The reason for not allowing this is simple. We had several people come in and abuse usage of wired connections. Specifically people with consoles that thought it was okay to come in and kill our Patron vlan to download that fifty gig update for their console.
Meh. So my point of view is that qos for Internet is better done at layer 3. Layer 2 qos has its place, but layer 3 is going to let you prioritise services better.
Moreso, if you do it at layer 3 you don’t need to worry about people using ethernet. Every person using ethernet is one less using the extremely finite resources WiFi has. Every active station puts a load on WiFi, less so with the latest versions but they still exhibit a lot of the same problems that mean many workstations can kill WiFi performance.
If you setup your network right (you can actually, although I’ve not seen it too often, setup guests networks on ethernet before WiFi, such that stations cannot see eachother directly) there’s no reason at all to fear ethernet.
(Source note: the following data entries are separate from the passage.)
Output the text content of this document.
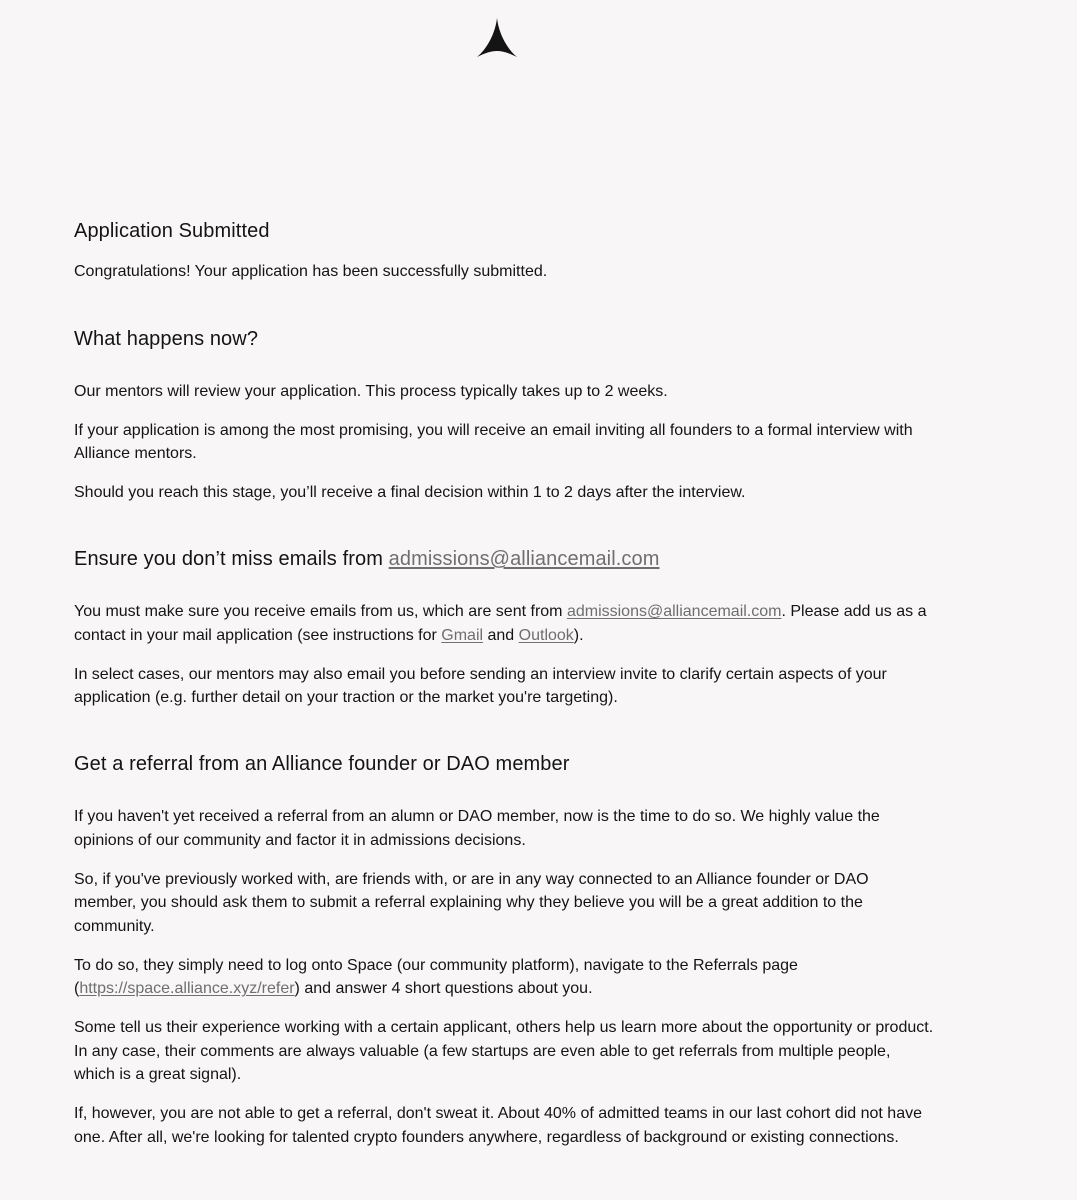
Application Submitted

Congratulations! Your application has been successfully submitted.

What happens now?

Our mentors will review your application. This process typically takes up to 2 weeks.

If your application is among the most promising, you will receive an email inviting all founders to a formal interview with Alliance mentors.

Should you reach this stage, you’ll receive a final decision within 1 to 2 days after the interview.

Ensure you don’t miss emails from admissions@alliancemail.com

You must make sure you receive emails from us, which are sent from admissions@alliancemail.com. Please add us as a contact in your mail application (see instructions for Gmail and Outlook).

In select cases, our mentors may also email you before sending an interview invite to clarify certain aspects of your application (e.g. further detail on your traction or the market you're targeting).

Get a referral from an Alliance founder or DAO member

If you haven't yet received a referral from an alumn or DAO member, now is the time to do so. We highly value the opinions of our community and factor it in admissions decisions.

So, if you've previously worked with, are friends with, or are in any way connected to an Alliance founder or DAO member, you should ask them to submit a referral explaining why they believe you will be a great addition to the community.

To do so, they simply need to log onto Space (our community platform), navigate to the Referrals page (https://space.alliance.xyz/refer) and answer 4 short questions about you.

Some tell us their experience working with a certain applicant, others help us learn more about the opportunity or product. In any case, their comments are always valuable (a few startups are even able to get referrals from multiple people, which is a great signal).

If, however, you are not able to get a referral, don't sweat it. About 40% of admitted teams in our last cohort did not have one. After all, we're looking for talented crypto founders anywhere, regardless of background or existing connections.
Its gonna change soon anyway since we are getting new service with four times the bandwidth. For the first time I will be able to get netflow data since our current train wreck ISP(Windstream) wouldn’t give me so much as a read only snmp string on their managed routers. I will have all kinds of options after I replace them with something I can manage. They have this product called weconnect that give you all kinds of information only its hours out of date and sometimes not sequentially timestamped.
If you setup your network right (you can actually, although I’ve not seen it too often, setup guests networks on ethernet before WiFi, such that stations cannot see eachother directly) there’s no reason at all to fear ethernet.
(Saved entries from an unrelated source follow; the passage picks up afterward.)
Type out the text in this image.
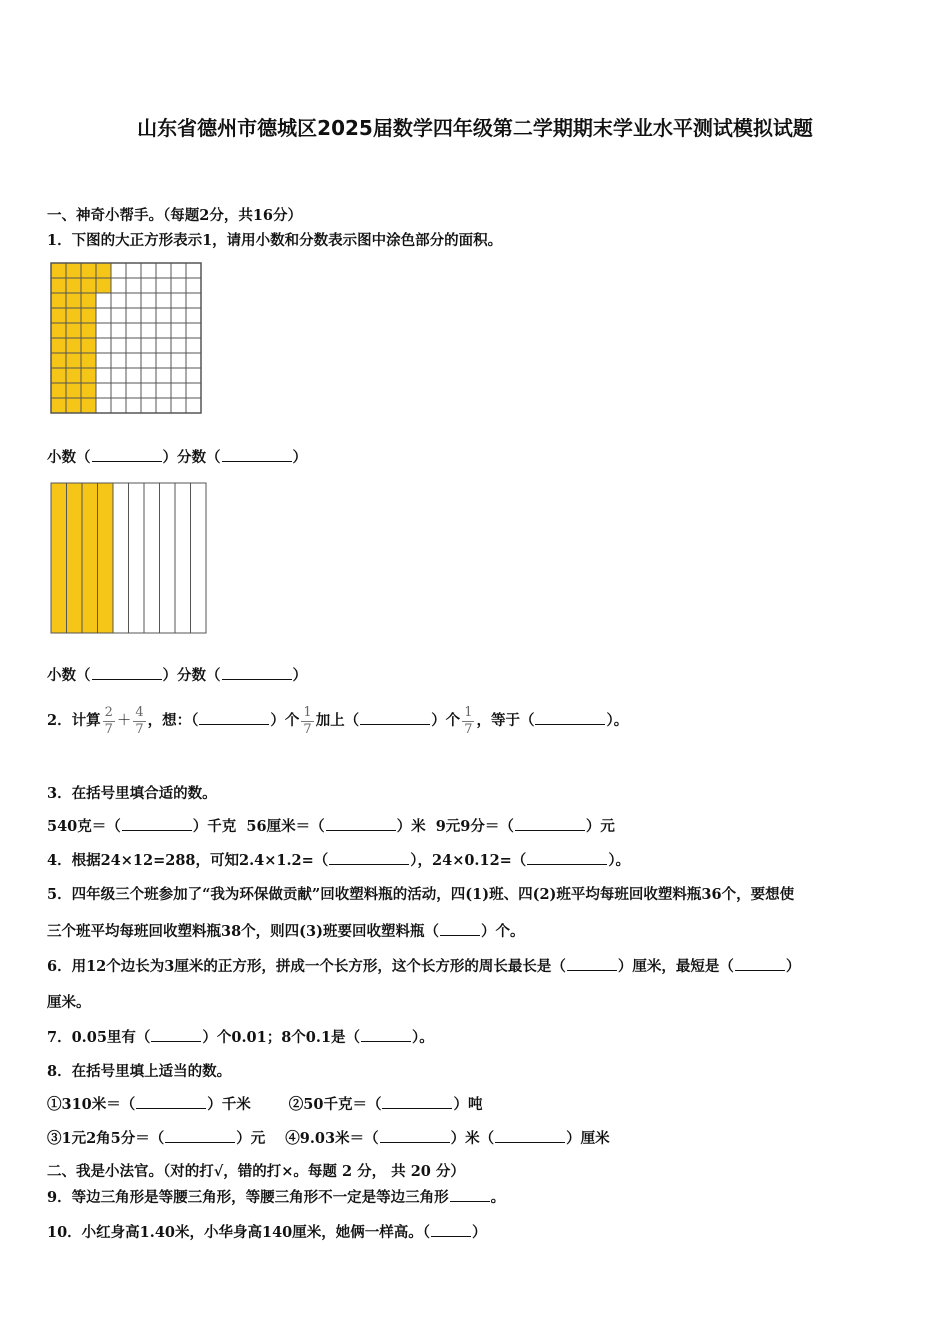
山东省德州市德城区2025届数学四年级第二学期期末学业水平测试模拟试题
一、神奇小帮手。（每题2分，共16分）
1．下图的大正方形表示1，请用小数和分数表示图中涂色部分的面积。
小数（	）分数（	）
小数（	）分数（	）
2．计算 $\frac{2}{7} + \frac{4}{7}$ ，想：（	）个 $\frac{1}{7}$ 加上（	）个 $\frac{1}{7}$ ，等于（	）。
3．在括号里填合适的数。
540克＝（	）千克 56厘米＝（	）米 9元9分＝（	）元
4．根据24×12=288，可知2.4×1.2=（	），24×0.12=（	）。
5．四年级三个班参加了“我为环保做贡献”回收塑料瓶的活动，四(1)班、四(2)班平均每班回收塑料瓶36个，要想使
三个班平均每班回收塑料瓶38个，则四(3)班要回收塑料瓶（	）个。
6．用12个边长为3厘米的正方形，拼成一个长方形，这个长方形的周长最长是（	）厘米，最短是（	）
厘米。
7．0.05里有（	）个0.01；8个0.1是（	）。
8．在括号里填上适当的数。
①310米＝（	）千米	②50千克＝（	）吨
③1元2角5分＝（	）元 ④9.03米＝（	）米（	）厘米
二、我是小法官。（对的打√，错的打×。每题 2 分， 共 20 分）
9．等边三角形是等腰三角形，等腰三角形不一定是等边三角形	。
10．小红身高1.40米，小华身高140厘米，她俩一样高。（	）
Sure but this isn’t a corporate office with an IT team on call, this is a public library. They could hire someone who will go the extra mile to manage all of this and set the security up correctly, but they’re not likely to get that person or keep them around. Their patrons are not going to be so opposed to wifi that expending all this effort to keep the ethernet ports active will be worth that effort. Maybe in a college library, or a public library in a city center, but not your run of mill local branches.
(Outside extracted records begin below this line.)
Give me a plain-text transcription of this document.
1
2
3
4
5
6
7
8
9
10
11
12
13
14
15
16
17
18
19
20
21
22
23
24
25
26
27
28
As for finite wifi resources, I seriously doubt most public libraries would be so frequently at capacity that this becomes an issue, especially when many of them only allow clients for a couple hours at a time without renewing. They just need to scale up for their needs.
I would have expected a public library, run by the city to either use the existing Internet infrastructure from the city (e.g security already is handled) or be installed and maintained by some common city IT team.
Independent libraries sure can have a basic setup, but I’d still say one guy setting up the security outside of WiFi security would mean there’s no reason to fear ethernet connections, as they would provide the same level of security to their network, and likely more to the user (assuming it’s an insecure AP with portal).
In the case of the OP, I would find it far more likely that the actions of the staff member was more down to (understandable) ignorance of what they were doing and assuming connecting a wire means they’re trying to do something nefarious, just because noone else is, and/or hacking in all the movies looks just like that.
I apply QoS at the edge so wired or wireless doesn’t matter to us for performance but either one is still going to our Captive Portal and forcing you to agree to our ToS.
Fun Fact: I started applying QoS at the edge because of the people dragging their laptops in so they could Torrent. They’d blow out our bandwidth for everyone else and we were racking up DMCA warnings from our ISP.